Dari sisi outsider, Mereka mengkritisi dan mengingkari hadis dari berbagai segi, diantaranya pengingkaran terhadap penulisan dan penghafalan hadis, tidak dapat dibedakan antara hadis shahih dan palsu akibat kodifikasi yang terlambat, pengingkaran sistem isnad dan rawi, pengingkaran adanya konsensus tentang ke-shahih-an hadis, dan seterusnya.

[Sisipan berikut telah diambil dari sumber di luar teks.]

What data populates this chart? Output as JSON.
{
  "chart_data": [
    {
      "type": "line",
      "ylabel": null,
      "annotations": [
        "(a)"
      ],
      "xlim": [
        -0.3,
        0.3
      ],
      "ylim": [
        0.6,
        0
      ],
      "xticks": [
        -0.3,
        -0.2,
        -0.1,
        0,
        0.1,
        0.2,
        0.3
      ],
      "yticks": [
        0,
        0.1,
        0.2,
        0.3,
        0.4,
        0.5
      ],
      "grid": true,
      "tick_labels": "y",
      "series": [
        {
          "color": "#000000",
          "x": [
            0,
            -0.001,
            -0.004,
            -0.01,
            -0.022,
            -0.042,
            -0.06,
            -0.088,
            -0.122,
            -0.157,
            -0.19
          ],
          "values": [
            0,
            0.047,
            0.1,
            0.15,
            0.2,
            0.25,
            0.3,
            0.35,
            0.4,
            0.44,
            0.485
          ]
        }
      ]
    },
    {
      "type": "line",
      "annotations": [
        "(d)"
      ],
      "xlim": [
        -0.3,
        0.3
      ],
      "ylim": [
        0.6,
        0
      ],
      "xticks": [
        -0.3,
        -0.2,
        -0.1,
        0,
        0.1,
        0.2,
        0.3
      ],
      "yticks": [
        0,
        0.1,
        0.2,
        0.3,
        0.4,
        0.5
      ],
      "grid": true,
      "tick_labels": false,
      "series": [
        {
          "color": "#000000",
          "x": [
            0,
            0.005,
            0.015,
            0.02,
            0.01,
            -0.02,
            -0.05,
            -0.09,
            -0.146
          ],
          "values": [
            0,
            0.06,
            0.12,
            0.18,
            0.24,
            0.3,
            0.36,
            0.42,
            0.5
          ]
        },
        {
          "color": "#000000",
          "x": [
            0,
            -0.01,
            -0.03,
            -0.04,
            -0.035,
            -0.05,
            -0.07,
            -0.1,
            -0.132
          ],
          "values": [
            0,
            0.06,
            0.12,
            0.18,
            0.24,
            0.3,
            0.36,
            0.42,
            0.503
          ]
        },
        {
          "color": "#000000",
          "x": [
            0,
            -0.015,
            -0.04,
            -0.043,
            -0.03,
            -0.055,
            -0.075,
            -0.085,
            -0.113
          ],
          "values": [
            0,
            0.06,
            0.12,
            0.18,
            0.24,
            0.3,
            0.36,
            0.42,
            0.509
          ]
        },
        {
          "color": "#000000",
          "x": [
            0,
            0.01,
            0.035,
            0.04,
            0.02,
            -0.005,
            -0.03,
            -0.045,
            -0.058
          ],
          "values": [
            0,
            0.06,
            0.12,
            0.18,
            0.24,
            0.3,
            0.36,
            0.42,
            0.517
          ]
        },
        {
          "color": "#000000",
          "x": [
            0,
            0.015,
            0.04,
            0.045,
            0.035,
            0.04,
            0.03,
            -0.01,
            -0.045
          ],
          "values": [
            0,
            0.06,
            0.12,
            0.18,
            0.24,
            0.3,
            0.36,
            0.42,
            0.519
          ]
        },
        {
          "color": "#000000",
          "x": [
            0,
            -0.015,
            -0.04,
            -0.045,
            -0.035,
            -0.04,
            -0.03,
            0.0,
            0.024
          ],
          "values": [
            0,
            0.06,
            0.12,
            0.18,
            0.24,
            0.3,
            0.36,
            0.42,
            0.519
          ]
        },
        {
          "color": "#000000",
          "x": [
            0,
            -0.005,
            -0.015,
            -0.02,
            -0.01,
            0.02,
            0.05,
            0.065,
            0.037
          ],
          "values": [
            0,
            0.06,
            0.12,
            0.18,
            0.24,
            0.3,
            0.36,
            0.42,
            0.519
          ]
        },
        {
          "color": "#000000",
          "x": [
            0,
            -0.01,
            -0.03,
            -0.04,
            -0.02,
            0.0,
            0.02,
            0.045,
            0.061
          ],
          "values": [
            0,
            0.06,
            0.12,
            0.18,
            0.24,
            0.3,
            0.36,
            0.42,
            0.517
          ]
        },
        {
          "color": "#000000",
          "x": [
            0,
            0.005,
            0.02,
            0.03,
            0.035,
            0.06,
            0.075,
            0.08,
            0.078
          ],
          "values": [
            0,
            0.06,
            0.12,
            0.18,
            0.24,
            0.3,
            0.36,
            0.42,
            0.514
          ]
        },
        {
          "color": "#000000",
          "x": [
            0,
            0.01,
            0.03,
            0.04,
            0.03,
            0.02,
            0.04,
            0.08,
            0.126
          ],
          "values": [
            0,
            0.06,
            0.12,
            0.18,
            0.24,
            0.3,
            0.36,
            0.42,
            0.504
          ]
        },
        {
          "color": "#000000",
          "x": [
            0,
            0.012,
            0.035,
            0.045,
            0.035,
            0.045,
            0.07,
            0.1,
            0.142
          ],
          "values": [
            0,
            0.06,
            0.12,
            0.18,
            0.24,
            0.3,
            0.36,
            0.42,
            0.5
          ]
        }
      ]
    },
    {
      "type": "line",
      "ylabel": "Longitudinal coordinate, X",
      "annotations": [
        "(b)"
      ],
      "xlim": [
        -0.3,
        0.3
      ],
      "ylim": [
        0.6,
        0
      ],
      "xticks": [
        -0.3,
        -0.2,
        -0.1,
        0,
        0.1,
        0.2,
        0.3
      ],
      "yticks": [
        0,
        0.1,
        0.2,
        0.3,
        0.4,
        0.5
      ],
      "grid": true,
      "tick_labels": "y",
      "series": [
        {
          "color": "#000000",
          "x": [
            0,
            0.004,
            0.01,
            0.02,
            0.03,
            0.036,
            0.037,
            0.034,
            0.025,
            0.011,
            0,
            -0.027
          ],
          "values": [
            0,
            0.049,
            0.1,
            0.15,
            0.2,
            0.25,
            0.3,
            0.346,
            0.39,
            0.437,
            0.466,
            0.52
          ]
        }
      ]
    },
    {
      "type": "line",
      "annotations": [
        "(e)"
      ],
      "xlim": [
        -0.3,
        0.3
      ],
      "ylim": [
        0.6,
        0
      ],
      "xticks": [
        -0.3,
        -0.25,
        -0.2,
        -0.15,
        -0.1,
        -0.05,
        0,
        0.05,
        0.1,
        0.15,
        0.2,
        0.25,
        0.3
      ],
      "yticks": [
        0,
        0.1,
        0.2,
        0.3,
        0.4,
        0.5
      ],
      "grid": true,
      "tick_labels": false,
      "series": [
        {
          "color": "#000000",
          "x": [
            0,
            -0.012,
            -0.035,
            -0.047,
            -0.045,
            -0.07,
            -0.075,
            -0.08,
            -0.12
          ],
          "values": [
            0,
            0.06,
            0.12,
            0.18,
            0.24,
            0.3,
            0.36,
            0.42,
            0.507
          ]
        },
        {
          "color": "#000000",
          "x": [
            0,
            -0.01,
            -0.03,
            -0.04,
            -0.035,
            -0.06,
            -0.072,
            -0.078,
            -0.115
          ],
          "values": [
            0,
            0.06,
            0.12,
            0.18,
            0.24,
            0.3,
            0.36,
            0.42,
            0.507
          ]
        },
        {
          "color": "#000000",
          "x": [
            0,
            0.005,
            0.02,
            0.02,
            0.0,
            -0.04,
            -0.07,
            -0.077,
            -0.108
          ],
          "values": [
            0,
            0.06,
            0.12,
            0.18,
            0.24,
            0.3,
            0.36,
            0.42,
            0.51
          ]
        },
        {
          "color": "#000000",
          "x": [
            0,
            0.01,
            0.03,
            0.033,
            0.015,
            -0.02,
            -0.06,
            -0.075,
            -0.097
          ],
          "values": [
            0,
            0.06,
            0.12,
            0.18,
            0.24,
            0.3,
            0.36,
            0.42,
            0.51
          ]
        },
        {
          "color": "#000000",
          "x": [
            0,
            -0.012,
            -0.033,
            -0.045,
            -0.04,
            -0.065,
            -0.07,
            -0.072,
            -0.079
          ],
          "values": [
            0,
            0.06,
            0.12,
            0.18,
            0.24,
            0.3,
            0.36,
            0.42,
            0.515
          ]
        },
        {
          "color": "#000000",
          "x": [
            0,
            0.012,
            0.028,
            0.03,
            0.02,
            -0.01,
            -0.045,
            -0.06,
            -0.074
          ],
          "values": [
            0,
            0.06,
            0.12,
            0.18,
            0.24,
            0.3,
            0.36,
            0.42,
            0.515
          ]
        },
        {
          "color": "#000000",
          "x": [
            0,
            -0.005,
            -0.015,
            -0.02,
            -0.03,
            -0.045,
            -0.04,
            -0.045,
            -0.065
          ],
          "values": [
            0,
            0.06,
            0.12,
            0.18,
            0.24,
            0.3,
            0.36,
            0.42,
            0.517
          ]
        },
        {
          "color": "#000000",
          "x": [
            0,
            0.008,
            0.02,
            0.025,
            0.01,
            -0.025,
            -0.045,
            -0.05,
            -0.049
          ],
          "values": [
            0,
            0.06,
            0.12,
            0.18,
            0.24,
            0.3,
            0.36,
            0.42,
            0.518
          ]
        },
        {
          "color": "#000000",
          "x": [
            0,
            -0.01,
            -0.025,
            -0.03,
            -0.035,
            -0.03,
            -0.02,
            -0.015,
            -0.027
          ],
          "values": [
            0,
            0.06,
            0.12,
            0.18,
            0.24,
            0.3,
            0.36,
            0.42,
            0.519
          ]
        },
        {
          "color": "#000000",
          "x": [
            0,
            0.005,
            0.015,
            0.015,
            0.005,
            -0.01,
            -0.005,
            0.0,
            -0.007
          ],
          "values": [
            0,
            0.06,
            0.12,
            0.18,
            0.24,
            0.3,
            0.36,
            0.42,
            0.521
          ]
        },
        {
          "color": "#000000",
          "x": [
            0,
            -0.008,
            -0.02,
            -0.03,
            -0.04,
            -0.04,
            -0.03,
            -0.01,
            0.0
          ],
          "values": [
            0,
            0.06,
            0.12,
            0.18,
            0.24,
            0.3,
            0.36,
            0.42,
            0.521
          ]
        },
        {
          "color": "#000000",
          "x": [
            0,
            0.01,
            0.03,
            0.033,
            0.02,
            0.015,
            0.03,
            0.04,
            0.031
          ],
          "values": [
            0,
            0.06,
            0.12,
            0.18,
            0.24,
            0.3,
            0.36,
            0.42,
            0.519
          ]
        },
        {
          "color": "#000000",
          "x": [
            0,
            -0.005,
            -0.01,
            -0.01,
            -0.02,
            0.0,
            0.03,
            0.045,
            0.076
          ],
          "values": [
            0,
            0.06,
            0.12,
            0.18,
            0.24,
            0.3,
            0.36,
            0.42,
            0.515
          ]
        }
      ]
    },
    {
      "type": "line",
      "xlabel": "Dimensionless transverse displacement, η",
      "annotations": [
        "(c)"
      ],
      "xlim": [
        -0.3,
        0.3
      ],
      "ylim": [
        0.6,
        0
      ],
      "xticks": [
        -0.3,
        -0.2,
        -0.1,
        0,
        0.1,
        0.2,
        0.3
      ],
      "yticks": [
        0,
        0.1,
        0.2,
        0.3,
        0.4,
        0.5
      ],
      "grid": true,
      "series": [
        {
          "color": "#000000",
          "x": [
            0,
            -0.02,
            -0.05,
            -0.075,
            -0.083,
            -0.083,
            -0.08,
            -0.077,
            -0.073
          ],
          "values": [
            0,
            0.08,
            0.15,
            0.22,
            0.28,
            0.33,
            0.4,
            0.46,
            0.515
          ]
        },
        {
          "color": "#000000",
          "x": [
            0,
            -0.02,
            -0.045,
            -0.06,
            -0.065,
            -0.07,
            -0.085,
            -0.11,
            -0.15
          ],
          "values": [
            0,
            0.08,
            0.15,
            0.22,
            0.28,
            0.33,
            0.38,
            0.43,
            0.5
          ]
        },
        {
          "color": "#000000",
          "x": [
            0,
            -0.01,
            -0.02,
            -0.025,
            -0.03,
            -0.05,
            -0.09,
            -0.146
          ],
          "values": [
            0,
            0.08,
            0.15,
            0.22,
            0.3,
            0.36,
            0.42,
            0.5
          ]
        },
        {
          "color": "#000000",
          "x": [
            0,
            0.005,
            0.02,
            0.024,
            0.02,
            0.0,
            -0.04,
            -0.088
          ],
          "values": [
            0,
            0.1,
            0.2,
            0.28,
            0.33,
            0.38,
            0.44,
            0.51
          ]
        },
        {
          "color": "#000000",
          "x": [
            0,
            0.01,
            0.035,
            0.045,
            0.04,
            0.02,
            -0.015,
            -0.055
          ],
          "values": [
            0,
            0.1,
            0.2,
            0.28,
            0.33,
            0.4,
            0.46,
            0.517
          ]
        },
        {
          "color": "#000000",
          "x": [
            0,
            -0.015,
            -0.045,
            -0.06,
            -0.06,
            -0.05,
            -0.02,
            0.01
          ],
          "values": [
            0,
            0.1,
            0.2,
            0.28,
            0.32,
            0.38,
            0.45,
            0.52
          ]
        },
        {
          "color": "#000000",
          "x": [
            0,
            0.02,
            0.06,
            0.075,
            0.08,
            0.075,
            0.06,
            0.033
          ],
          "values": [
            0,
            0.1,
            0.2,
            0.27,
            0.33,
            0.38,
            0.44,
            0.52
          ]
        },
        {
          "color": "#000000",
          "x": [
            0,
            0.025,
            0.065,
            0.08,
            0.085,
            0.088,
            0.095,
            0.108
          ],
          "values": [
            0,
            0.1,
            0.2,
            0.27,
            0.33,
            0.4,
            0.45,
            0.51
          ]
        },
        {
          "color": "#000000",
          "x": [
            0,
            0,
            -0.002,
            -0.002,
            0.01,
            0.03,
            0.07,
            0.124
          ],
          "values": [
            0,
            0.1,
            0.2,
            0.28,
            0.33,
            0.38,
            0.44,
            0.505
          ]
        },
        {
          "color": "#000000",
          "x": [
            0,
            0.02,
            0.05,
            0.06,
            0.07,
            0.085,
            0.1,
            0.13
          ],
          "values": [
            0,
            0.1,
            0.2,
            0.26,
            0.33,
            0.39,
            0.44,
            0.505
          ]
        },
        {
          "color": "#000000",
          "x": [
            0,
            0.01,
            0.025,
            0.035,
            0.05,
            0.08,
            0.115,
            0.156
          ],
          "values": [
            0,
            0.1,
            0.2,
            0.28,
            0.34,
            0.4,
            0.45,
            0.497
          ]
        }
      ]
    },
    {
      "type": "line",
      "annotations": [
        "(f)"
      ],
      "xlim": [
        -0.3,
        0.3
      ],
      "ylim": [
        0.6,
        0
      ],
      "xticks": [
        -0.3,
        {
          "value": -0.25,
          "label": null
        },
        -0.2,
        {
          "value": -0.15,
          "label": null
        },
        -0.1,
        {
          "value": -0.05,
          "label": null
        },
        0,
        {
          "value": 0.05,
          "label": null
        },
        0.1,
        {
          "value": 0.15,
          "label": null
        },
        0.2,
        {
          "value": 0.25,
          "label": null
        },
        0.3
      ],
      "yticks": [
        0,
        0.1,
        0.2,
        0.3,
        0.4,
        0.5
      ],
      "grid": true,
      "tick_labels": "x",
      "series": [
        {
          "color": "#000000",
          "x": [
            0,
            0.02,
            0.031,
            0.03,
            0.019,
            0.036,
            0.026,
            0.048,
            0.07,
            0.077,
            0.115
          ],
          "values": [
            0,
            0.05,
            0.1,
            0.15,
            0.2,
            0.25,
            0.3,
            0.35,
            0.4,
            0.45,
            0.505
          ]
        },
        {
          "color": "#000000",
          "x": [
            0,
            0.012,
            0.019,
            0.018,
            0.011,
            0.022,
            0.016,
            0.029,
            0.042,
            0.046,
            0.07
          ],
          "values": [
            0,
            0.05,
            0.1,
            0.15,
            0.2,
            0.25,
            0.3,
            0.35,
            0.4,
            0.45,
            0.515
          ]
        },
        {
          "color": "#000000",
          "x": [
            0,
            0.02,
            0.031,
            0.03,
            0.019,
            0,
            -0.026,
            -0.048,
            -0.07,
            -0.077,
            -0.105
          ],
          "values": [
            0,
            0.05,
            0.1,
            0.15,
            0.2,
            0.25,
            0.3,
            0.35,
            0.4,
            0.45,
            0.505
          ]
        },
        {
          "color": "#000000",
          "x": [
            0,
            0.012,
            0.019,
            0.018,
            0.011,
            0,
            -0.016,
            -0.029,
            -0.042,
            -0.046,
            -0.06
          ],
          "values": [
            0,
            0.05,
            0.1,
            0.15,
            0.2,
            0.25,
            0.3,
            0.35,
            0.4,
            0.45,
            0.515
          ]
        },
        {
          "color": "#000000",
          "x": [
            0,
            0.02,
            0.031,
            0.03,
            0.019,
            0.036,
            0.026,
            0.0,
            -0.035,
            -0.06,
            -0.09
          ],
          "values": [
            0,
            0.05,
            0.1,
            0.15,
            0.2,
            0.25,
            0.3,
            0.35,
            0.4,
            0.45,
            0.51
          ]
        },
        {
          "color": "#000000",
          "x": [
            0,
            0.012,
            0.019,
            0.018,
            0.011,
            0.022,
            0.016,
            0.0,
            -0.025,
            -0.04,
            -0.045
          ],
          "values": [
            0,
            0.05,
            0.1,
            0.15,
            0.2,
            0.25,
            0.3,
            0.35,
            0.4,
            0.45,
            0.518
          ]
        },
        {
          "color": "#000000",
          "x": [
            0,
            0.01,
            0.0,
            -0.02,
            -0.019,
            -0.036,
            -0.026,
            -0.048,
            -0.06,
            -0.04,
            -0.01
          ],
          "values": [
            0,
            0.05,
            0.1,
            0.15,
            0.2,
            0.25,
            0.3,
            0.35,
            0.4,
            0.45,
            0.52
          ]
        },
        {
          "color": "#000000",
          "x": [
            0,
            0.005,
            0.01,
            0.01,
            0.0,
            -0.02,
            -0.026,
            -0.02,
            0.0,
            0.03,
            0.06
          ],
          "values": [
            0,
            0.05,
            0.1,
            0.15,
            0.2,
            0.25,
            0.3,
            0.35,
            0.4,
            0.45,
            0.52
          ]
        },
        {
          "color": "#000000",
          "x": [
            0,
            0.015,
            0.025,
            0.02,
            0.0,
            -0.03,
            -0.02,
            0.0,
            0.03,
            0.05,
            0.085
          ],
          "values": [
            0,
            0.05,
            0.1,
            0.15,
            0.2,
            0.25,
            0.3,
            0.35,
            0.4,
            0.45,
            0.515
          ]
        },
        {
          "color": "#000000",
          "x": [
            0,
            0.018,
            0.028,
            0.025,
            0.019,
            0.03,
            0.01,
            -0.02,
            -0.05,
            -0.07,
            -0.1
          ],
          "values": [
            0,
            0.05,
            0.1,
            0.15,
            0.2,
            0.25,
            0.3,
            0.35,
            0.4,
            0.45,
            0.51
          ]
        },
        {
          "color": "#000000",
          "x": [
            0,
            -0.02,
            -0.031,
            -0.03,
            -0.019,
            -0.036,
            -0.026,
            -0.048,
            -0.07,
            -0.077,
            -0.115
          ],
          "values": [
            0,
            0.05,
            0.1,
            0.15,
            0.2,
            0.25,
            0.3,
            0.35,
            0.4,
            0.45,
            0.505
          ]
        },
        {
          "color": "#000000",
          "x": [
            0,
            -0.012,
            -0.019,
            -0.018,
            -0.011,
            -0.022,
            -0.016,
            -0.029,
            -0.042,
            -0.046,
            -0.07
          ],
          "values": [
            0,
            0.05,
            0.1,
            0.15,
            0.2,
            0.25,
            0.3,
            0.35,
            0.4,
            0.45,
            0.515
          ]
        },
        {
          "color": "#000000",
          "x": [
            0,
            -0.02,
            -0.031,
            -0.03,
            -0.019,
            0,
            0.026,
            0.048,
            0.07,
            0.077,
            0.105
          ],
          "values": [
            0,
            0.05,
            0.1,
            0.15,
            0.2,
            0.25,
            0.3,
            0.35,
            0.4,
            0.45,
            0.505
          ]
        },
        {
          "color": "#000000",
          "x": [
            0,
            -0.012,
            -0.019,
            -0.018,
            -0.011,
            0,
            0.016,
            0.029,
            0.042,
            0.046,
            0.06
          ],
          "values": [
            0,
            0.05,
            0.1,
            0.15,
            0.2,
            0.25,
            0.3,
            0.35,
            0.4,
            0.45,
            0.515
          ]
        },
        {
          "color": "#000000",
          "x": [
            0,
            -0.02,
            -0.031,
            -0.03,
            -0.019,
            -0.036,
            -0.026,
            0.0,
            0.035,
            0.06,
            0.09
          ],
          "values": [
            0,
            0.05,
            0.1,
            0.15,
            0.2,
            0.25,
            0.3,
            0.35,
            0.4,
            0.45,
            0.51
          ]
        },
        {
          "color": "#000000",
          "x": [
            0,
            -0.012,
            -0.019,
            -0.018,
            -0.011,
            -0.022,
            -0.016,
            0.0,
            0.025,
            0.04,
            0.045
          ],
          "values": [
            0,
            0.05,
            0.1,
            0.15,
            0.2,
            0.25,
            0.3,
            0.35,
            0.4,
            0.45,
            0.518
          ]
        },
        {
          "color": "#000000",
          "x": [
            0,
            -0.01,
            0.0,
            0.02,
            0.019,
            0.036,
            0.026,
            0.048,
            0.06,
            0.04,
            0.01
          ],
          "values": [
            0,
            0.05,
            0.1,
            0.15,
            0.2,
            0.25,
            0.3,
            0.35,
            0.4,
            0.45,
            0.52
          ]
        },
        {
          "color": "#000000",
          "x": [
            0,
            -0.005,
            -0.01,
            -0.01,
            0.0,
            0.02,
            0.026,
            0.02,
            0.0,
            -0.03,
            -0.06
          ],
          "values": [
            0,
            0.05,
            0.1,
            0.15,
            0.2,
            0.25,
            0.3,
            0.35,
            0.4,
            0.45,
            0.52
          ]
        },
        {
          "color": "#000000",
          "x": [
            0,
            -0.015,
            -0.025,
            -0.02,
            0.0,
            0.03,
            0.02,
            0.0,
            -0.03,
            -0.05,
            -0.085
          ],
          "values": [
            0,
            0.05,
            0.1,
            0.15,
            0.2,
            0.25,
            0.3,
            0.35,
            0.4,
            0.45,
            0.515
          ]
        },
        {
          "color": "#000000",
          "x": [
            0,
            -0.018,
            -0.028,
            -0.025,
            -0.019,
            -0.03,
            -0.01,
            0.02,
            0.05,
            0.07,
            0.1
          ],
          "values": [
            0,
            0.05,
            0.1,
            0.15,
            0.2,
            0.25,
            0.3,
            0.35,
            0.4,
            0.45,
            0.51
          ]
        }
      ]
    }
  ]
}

Upaya mereka tersebut, meskipun hanya dalam bentuk wacana, tetapi sedikit banyak mempengaruhi pikiran dan asumsi masyarakat muslim, khususnya mereka yang awwam menjadi mudah teracuni. Maka untuk menjawab tantangan tersebut, para ulama dan pemikir Islam bangkit untuk menangkis pemikiran-pemikiran kaum outsider yang mengingkan kehancuran Islam. Terjadilah perang intelektual antara kaum orientalis dan kaum ulama Islam di berbagai penjuru dunia. Namun, usaha memerangi pemikiran orientalis tidaklah cukup bila tidak diiringi dengan usaha penanaman kembali nilai-nilai Islam pada masyarakat muslim itu sendiri.